8. `xcrun notarytool submit *.dmg --wait`
9. `xcrun stapler staple *.dmg`
### Linux
- Download `appimagetool` from https://appimage.github.io
- `pyinstaller build/pyinstaller.spec`
- Wrap as AppImage via assets in `build/linux/AppImage/`.
### Streamlit + PyInstaller notes
- Custom `hook-streamlit.py` required.
- Hidden imports: `streamlit`, `altair`, `pyarrow` (and submodules where auto-detection fails).
- The PyInstaller entry point is `build/launcher.py`, **not** the Streamlit script directly.
- Budget 1-3 days first time. Reusable across all bundles.
### CI build (recommended)
```bash
git tag v1.0.0 && git push --tags
# GitHub Actions runs the matrix → 3 platform artifacts on Releases page.
# Manual: download → upload to Gumroad / Lemon Squeezy.
```
### Hosted demo deployment
- Connect GitHub repo to Streamlit Community Cloud (one-time, free).
- Configure deployment → `demo/streamlit_app.py`.
- Auto-updates on push to configured branch.
- Custom domain optional via CNAME.
## 4. External dependencies
| Item | Source | Cost |
|------|--------|------|
| Python | python.org/downloads | Free |
| PyInstaller, Streamlit, Python libs | `pip install -r requirements.txt` | Free |
| Inno Setup (Windows) | jrsoftware.org/isinfo.php | Free |
| Apple Developer Program (macOS) | developer.apple.com | $99/yr |
| Xcode CLT (macOS) | `xcode-select --install` | Free |
| appimagetool (Linux) | appimage.github.io | Free |
| GitHub Actions (CI) | github.com | Free tier covers all 3 OS runners |
| Streamlit Community Cloud | streamlit.io/cloud | Free |
## 5. Backup recommendation
- **Primary**: GitHub repository (private). Source of truth.
- **Secondary**: ZIP of full project tree on cloud storage (Drive / Dropbox / S3).
- **Apple Developer credentials**: cert + app-specific password in a password manager. Re-issuable, not catastrophic.
- **Streamlit Community Cloud**: stored as GitHub OAuth link in Streamlit UI. Re-authorize from new account if lost.
- Back up after every meaningful change.
- **Always include RECOVERY.md + DECISIONS.md** — irreplaceable context.
## 6. Recovery priorities (under time pressure)
1. **`src/core/` + scripts** — without these there is no product.
2. **DECISIONS.md** — without this you'll re-litigate every settled call.

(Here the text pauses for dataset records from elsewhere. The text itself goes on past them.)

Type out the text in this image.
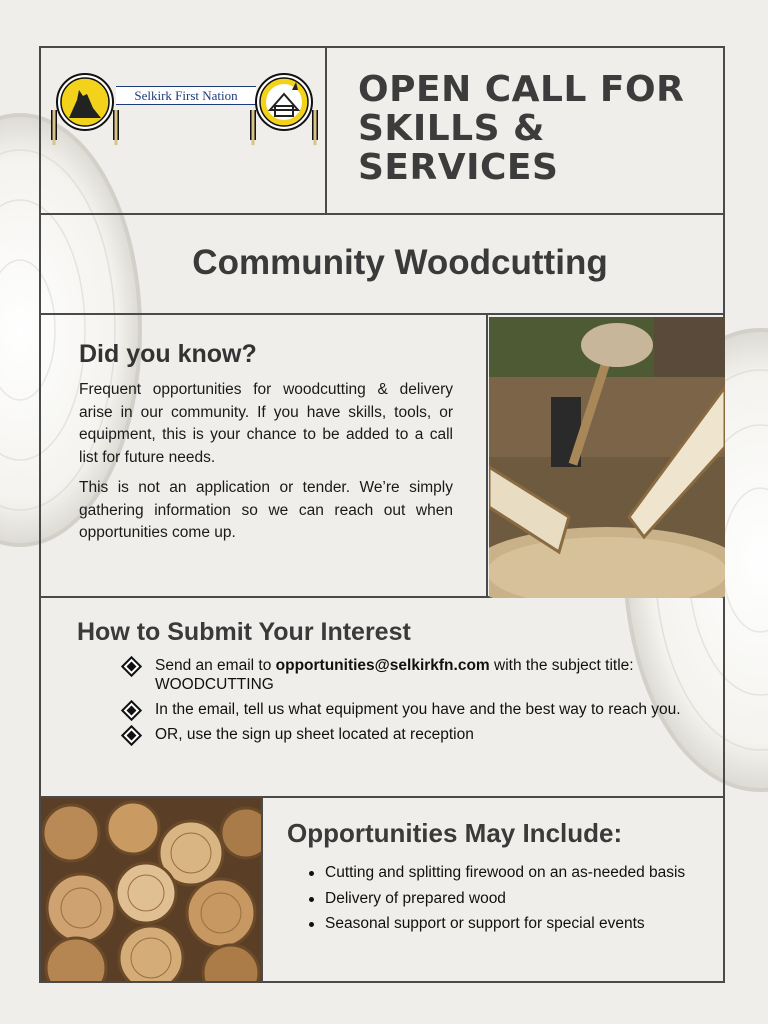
Selkirk First Nation	OPEN CALL FOR
SKILLS &
SERVICES
Community Woodcutting
Did you know?

Frequent opportunities for woodcutting & delivery arise in our community. If you have skills, tools, or equipment, this is your chance to be added to a call list for future needs.

This is not an application or tender. We’re simply gathering information so we can reach out when opportunities come up.

How to Submit Your Interest
Send an email to opportunities@selkirkfn.com with the subject title: WOODCUTTING
In the email, tell us what equipment you have and the best way to reach you.
OR, use the sign up sheet located at reception
Opportunities May Include:
Cutting and splitting firewood on an as-needed basis
Delivery of prepared wood
Seasonal support or support for special events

3. **TECHNICAL.md** §10 (04/06 boundary) + §11 (per-script specs). Without these you'll rebuild dedup with weaker fuzzy than the v1 spec demands and lose to free Excel.
4. **`src/gui/`** — primary buyer surface; without it the product reverts to CLI-only and the persona refunds.
5. **PyInstaller spec + launcher + per-OS configs** — recreating the Streamlit-PyInstaller integration is 1-3 days.
6. **Apple Developer Program enrollment** — 1-2 wk lead. Start first if Mac matters.
7. **Hosted demo** — important marketing asset, not blocking for desktop sales.
8. Doc files (USER-GUIDE, BUSINESS, README) — recoverable from memory + this guide.
9. CI config — nice to have, not blocking.